James Miller, Ertle’s personal attorney, said he had spoken with county code enforcement who told him it has an ordinance that allows contractors to store equipment and trucks at residential enterprises. Miller added that Ertle is a local contractor for FPL in the event of an emergency.

Weiner added that many of the town’s residential enterprises have been in operation for a long time, and an interpretation denying Ertle’s appeal would also affect them.

Jim Fleischmann, the town’s planning consultant, said Ertle was appealing a finding of town staff that he could not operate the way he is now because the code limits the number of employees to two who can work outside the business office, regardless of the time that employee spends onsite.

“Any employee or contractor who enters or exits the site on a given day is subject to the maximum limitation,” Fleischmann said. “Based on the staff analysis, an employee who goes to a residential enterprise and picks up equipment in order to deliver it to a job site located off premises… is counted as an employee.”

Fleischmann added that a residential enterprise must be an accessory use to a residential unit or an agricultural use.

“Accessory use is defined as a use naturally and customarily incidental, subordinate and subservient to the principal use of the premises,” Fleischmann said. “It certainly does limit uses that claim to be a residential enterprise and essentially are principal uses.”

During public comment, Julie Villar, who lives near the Ertle site, said there are more than six to eight vehicles per day entering and leaving the site, some of them semi-trailers.

“I’ve tried to go to work only to have the road blocked by semi-trucks delivering spools,” Villar said. “Trucks in and out, in and out.

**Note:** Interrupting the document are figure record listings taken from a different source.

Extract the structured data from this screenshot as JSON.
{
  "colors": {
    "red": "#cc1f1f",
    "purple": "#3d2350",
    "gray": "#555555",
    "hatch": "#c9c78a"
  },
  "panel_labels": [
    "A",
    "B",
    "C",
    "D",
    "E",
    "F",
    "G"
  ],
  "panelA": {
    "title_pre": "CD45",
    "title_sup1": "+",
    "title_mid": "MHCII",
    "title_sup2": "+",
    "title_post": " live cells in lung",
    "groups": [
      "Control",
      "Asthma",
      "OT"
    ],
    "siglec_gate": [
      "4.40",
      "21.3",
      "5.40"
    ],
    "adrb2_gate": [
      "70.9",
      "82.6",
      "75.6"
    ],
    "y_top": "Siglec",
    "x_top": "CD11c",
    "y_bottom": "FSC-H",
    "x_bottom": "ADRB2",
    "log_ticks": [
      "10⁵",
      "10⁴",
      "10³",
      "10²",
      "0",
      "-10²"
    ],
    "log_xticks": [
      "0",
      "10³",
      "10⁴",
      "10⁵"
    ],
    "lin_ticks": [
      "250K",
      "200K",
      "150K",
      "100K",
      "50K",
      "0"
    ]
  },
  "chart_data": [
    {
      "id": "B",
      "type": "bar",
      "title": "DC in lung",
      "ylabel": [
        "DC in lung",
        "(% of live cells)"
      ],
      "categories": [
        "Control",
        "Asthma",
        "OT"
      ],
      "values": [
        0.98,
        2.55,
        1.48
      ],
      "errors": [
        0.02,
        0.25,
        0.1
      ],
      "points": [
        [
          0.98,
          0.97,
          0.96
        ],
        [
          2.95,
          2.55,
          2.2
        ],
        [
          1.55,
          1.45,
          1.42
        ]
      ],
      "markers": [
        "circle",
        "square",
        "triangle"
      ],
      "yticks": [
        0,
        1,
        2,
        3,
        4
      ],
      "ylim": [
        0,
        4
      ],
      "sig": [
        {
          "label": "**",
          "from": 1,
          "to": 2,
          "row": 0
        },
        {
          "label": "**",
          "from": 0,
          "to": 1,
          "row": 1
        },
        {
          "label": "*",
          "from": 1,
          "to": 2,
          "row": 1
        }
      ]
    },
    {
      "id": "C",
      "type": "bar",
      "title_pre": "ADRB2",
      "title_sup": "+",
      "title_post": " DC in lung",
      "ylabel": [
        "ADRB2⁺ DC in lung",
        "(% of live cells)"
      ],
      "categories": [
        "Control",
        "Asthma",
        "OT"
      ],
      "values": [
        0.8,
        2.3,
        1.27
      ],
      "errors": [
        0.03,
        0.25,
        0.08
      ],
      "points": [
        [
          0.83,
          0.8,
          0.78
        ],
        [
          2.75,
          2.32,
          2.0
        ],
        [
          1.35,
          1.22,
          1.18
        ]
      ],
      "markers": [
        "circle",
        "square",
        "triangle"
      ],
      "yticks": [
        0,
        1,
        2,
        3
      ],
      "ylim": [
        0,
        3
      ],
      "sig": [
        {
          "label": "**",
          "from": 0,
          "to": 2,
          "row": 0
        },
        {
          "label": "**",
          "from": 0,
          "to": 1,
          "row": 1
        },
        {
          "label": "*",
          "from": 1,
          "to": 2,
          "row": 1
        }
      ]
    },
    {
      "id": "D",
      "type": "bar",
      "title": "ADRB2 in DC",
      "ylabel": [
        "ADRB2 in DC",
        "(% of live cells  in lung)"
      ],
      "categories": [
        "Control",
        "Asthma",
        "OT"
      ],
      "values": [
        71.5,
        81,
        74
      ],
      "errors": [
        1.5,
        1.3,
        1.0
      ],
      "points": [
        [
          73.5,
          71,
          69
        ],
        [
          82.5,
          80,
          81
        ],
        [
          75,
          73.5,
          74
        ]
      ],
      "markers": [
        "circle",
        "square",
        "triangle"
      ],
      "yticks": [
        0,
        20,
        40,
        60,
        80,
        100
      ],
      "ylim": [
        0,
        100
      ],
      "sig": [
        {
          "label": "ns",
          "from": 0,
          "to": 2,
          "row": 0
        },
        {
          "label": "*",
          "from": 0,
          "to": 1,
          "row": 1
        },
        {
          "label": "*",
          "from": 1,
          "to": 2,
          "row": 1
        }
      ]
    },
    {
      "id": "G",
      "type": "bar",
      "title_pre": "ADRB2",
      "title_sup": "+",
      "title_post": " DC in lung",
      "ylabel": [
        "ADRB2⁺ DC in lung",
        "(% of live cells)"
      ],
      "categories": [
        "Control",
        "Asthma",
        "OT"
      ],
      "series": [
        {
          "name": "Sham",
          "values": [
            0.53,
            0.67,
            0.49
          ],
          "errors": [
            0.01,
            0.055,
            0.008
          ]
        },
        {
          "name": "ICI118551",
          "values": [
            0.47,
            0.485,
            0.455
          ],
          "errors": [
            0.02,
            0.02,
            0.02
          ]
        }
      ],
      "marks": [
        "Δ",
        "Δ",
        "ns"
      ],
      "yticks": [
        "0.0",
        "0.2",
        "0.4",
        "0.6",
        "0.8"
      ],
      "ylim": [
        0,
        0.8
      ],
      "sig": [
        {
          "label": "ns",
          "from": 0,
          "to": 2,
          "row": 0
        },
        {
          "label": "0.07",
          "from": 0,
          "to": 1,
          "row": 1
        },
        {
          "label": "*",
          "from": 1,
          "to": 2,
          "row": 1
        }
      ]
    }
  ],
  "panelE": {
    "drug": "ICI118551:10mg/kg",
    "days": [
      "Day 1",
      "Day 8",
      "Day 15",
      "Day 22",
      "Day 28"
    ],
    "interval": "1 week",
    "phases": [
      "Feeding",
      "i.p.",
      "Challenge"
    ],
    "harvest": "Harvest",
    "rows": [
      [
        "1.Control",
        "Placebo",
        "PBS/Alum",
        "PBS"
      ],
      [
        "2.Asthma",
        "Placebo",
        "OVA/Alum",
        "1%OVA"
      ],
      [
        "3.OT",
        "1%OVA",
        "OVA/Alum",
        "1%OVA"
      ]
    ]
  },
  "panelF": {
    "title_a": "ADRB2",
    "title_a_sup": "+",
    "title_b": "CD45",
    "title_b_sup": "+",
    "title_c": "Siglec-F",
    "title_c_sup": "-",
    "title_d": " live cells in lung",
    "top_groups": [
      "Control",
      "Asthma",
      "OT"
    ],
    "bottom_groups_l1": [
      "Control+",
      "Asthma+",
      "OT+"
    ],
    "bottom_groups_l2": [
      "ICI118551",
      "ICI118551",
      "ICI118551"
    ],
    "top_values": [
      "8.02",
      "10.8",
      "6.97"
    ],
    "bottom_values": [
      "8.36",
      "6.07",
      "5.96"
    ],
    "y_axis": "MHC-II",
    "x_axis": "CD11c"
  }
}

I’ve been run off the road twice. This is supposed to be agricultural/residential. This is full-blown commercial.”

Vice Mayor Todd McLendon asked Ertle how many employees can be found at the site at the same time, and Ertle said about 15.

“Is that something you would envision being low-impact for a residential neighborhood — 15 [employees] with semi-trailers?” McLendon asked.

“No, I would not consider that low impact,” Ertle replied.

Councilwoman Phillis Maniglia said she felt residential enterprises operating as full-blown commercial operations have been allowed to happen due to village officials looking the other way.

“Since we’ve been a town, if it’s a buddy, that’s OK, and I’m a little sick of that,” Maniglia said. “That’s why these other people come into town, and they think things are OK. I think we need to make a change in our ordinance because I don’t see it getting better.”

McLendon agreed that the town’s code rules need to be looked at.

“I don’t think the intention was ever to have 18-wheelers and 17 employees at one given time on a residential street,” he said. “Are there other people violating this code? Absolutely, there are, and is it unfair that he is being penalized and the other people may be getting away with something. That isn’t fair, but we’re here to discuss whether this particular property is meeting it or not.”

Councilwoman Anita Kane said there are other avenues for Ertle to pursue, including asking for a rezoning classification.

“If this was the end of this man’s business, then I would really be having an ethical and moral dilemma here, but it isn’t,” Kane said. “There is another avenue for him to come back and ask for a rezoning classification.”

Fleischmann said approving Ertle’s request could open other residential/agricultural businesses to full-scale commercial or industrial operations.

Mayor Dave Browning said the ordinance was written to give homeowners with small businesses the opportunity to operate from their homes.

“It was never anybody’s intent to make an accessory use into an industrial enterprise,” Browning said. “It was to help the person with a small shop.”

McLendon made a motion to deny the appeal, which carried 5-0.